Дельгадо положил наушники на стол, изумленно поднял брови. Похоже, Гарвину удалось вывести ее из сомнамбулического состояния. Более того, она явно устроила ему нелегкую жизнь, хотя могла сражаться только зубами да босыми ногами.
Но только ли зубами и ногами? А что если ей удалось сорвать с себя ремень и застать Гарвина врасплох?
Дельгадо встал из-за стола. Он решил сходить и проверить. На всякий случай.
Вилли с удовлетворением обозревал сцену учиненного им погрома — сдвинутый диван, сброшенные простыни. Жучка видно не было, но Вилли ударом каблука вывел его из строя.

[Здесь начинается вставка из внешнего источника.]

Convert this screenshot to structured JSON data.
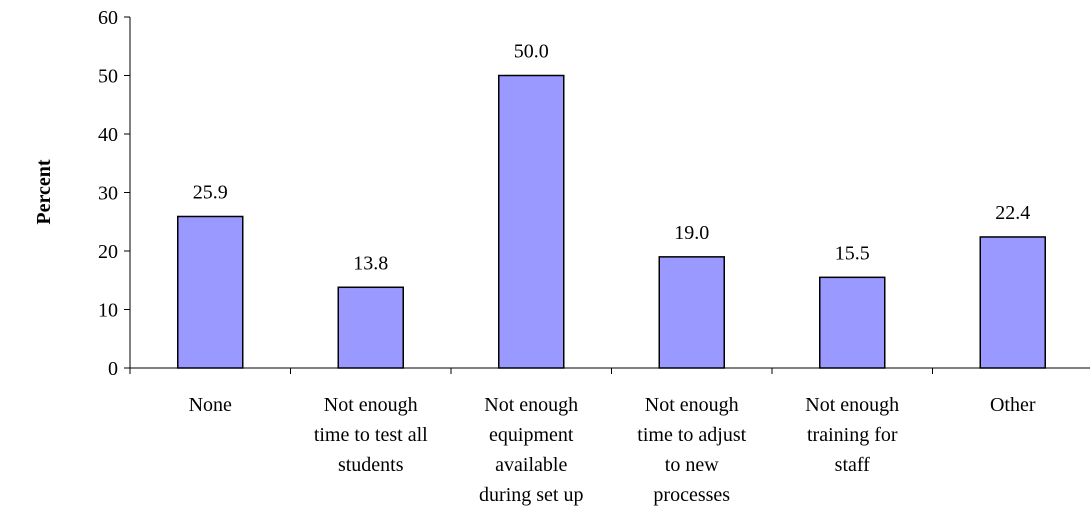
{
  "chart_data": {
    "type": "bar",
    "categories": [
      [
        "None"
      ],
      [
        "Not enough",
        "time to test all",
        "students"
      ],
      [
        "Not enough",
        "equipment",
        "available",
        "during set up"
      ],
      [
        "Not enough",
        "time to adjust",
        "to new",
        "processes"
      ],
      [
        "Not enough",
        "training for",
        "staff"
      ],
      [
        "Other"
      ]
    ],
    "values": [
      25.9,
      13.8,
      50.0,
      19.0,
      15.5,
      22.4
    ],
    "data_labels": [
      "25.9",
      "13.8",
      "50.0",
      "19.0",
      "15.5",
      "22.4"
    ],
    "ylabel": "Percent",
    "xlabel": "",
    "ylim": [
      0,
      60
    ],
    "yticks": [
      0,
      10,
      20,
      30,
      40,
      50,
      60
    ],
    "bar_color": "#9999ff",
    "grid": false
  }
}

Он повернулся к Модести, вопросительно на нее посмотрел.
— Другого нет, — тихо сказала она. — Я проверяла целый вечер. Дельгадо установил тот жучок днем. Это его работа.
— Ну тогда, похоже, он скоро сам пожалует к нам.
— Да. Подготовь меня, Вилли. Но сначала поставь отметину. Дай пощечину.
Его лоб покрылся испариной, взгляд устремился в пространство.
— Вилли! — В голосе Модести послышались властные нотки.
Он быстро посмотрел на нее и ударил ладонью по не пострадавшей в том поединке с Близнецами части лица. Ее голова дернулась от удара, затем Модести улыбнулась:
— Отлично, Вилли-солнышко. Теперь давай, действуй.
Он взялся за плечо ее платья и дернул. Материя затрещала, платье разорвалось до самой талии. Подхватив Модести на руки, он перенес ее через перевернутый диван и осторожно опустил на пол у стены. Он еще немного наклонил диван над ней, потом подошел к двери, прислушался. Минуту спустя дверь из коридора заскрипела. Вилли быстро направился к качалке и устроился на ручке, скрючившись и прижимая руку к паху.
Дверь открылась. На пороге стоял Дельгадо, за ним маячила Майя, лицо которой выражало тревогу и испуг.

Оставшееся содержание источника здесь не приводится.